Ladoja stated that he has no interest in any crown, except for the Olubadan crown.


Ladoja stated that any Ibadan native has the right to seek legal recourse regarding such matters, as every genuine Ibadan resident has the potential to become a king. The Otun-Olubadan of Ibadanland, High Chief Rashidi Ladoja, reiterated that his sole interest lies in wearing the Olubadan crown, and he expressed this sentiment during a gathering of journalists at his residence in Ibadan. He emphasized that his lifelong aspiration has been to become the Olubadan and that he has no intention of wearing any other crown.

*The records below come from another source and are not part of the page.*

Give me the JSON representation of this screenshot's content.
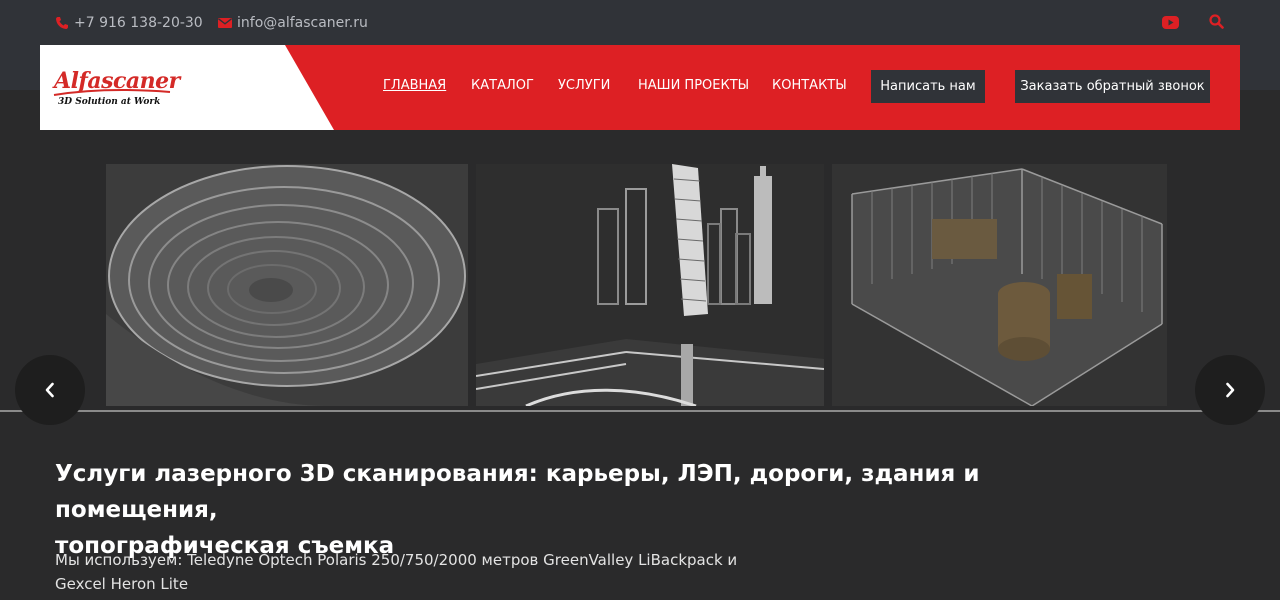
{
  "topbar": {
    "phone": "+7 916 138-20-30",
    "email": "info@alfascaner.ru",
    "icons": [
      "phone-icon",
      "envelope-icon",
      "youtube-icon",
      "search-icon"
    ]
  },
  "logo": {
    "title": "Alfascaner",
    "subtitle": "3D Solution at Work"
  },
  "nav": {
    "items": [
      {
        "label": "ГЛАВНАЯ",
        "active": true
      },
      {
        "label": "КАТАЛОГ",
        "active": false
      },
      {
        "label": "УСЛУГИ",
        "active": false
      },
      {
        "label": "НАШИ ПРОЕКТЫ",
        "active": false
      },
      {
        "label": "КОНТАКТЫ",
        "active": false
      }
    ],
    "write_button": "Написать нам",
    "callback_button": "Заказать обратный звонок"
  },
  "slider": {
    "slides": [
      "quarry-scan",
      "city-towers-scan",
      "fenced-yard-scan"
    ],
    "prev_icon": "chevron-left-icon",
    "next_icon": "chevron-right-icon"
  },
  "content": {
    "headline_line1": "Услуги лазерного 3D сканирования: карьеры, ЛЭП, дороги, здания и помещения,",
    "headline_line2": "топографическая съемка",
    "desc_line1": "Мы используем: Teledyne Optech Polaris 250/750/2000 метров GreenValley LiBackpack и",
    "desc_line2": "Gexcel Heron Lite"
  },
  "colors": {
    "accent_red": "#dd2024",
    "topbar_bg": "#303338",
    "page_bg": "#2a2a2b"
  }
}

According to reports from the News Agency of Nigeria (NAN), there has been speculation about the installation of high chiefs in Ibadan as kings wearing beaded crowns starting from July 7. Several high chiefs, who had been crowned during the tenure of the late Abiola Ajimobi, had previously relinquished their crowns as part of an out-of-court settlement, facilitating the ascension of Oba Lekan Balogun to the Olubadan throne.

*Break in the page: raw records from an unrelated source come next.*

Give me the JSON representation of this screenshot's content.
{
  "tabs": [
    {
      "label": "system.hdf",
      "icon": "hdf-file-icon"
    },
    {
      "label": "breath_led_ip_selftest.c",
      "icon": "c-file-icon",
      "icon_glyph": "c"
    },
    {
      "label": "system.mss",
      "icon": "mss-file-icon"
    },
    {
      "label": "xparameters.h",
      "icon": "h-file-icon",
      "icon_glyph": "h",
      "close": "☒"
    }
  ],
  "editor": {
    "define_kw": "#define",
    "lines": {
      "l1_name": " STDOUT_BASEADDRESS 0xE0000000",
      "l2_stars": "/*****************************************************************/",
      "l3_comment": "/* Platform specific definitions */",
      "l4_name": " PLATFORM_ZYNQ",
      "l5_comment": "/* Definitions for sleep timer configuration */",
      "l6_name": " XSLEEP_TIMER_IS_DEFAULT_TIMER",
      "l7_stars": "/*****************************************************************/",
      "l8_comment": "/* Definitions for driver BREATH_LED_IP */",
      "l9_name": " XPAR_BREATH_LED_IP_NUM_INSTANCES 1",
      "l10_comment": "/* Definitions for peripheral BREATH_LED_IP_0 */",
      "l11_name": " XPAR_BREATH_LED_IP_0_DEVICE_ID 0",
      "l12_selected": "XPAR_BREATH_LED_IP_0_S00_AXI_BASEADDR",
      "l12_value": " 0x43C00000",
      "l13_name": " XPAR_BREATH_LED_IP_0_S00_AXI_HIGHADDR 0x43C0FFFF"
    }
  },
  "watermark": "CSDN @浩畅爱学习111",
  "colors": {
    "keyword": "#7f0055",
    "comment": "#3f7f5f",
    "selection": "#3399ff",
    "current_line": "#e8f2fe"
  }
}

However, Ladoja revealed that he had received information indicating that the high chiefs were now seeking permission to resume wearing their previously surrendered crowns. Ladoja, a former governor of Oyo State, emphasized that it is unlawful for any Ibadan high chief to assume the right to wear an already surrendered beaded crown. He further asserted that if the high chiefs had failed to surrender their crowns and withdraw the case from court, a new Olubadan of Ibadan would not have been in place by now.

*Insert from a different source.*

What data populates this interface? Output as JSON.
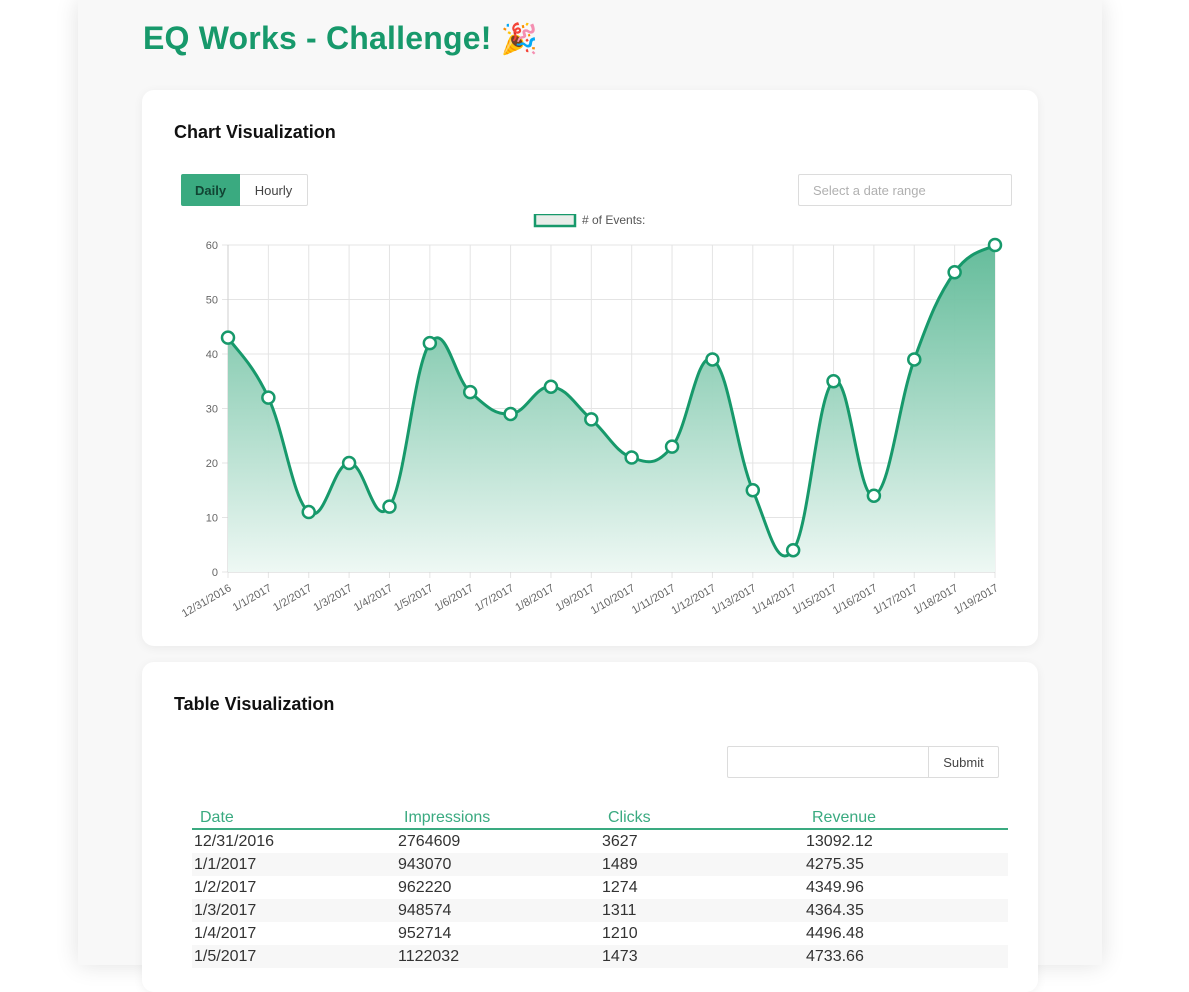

Ladoja explained that when he joined the Olubadan line on October 1, 1993, his aim was to become the Olubadan, without any desire to wear a beaded crown along the way. He highlighted the role of high chiefs as advisers and supporters of the Olubadan, rather than individuals who share in wearing the crown. He firmly stated that his personal interest lies solely in the Olubadan crown of Ibadanland, emphasizing that the selection of kings in Ibadan is a matter entrusted to God.

Expressing his disappointment, Ladoja criticized the attempt by some high chiefs to circumvent the system, asserting that such actions are not in line with Ibadan tradition. He emphasized that it is neither fair nor right for high chiefs to become kings, and there is no need to fix something that is not broken.

Ladoja recounted the story of Aliiwo, who passed through Lagun village on his way from Iwo, leaving his followers there to join other warriors in Ibadan. He noted that if Aliiwo had desired to become the Onilagun of Lagun, he could have done so. However, the founders of Ibadan chose to govern themselves and the surrounding villages from the city, illustrating the historical significance of the traditional structure. Ladoja stated that he will not take the matter to court himself, as he does not perceive any issue in the high chiefs’ agitation. He concluded by saying that any Ibadan native has the right to approach the court regarding such matters since every genuine Ibadan resident possesses the potential to become a king.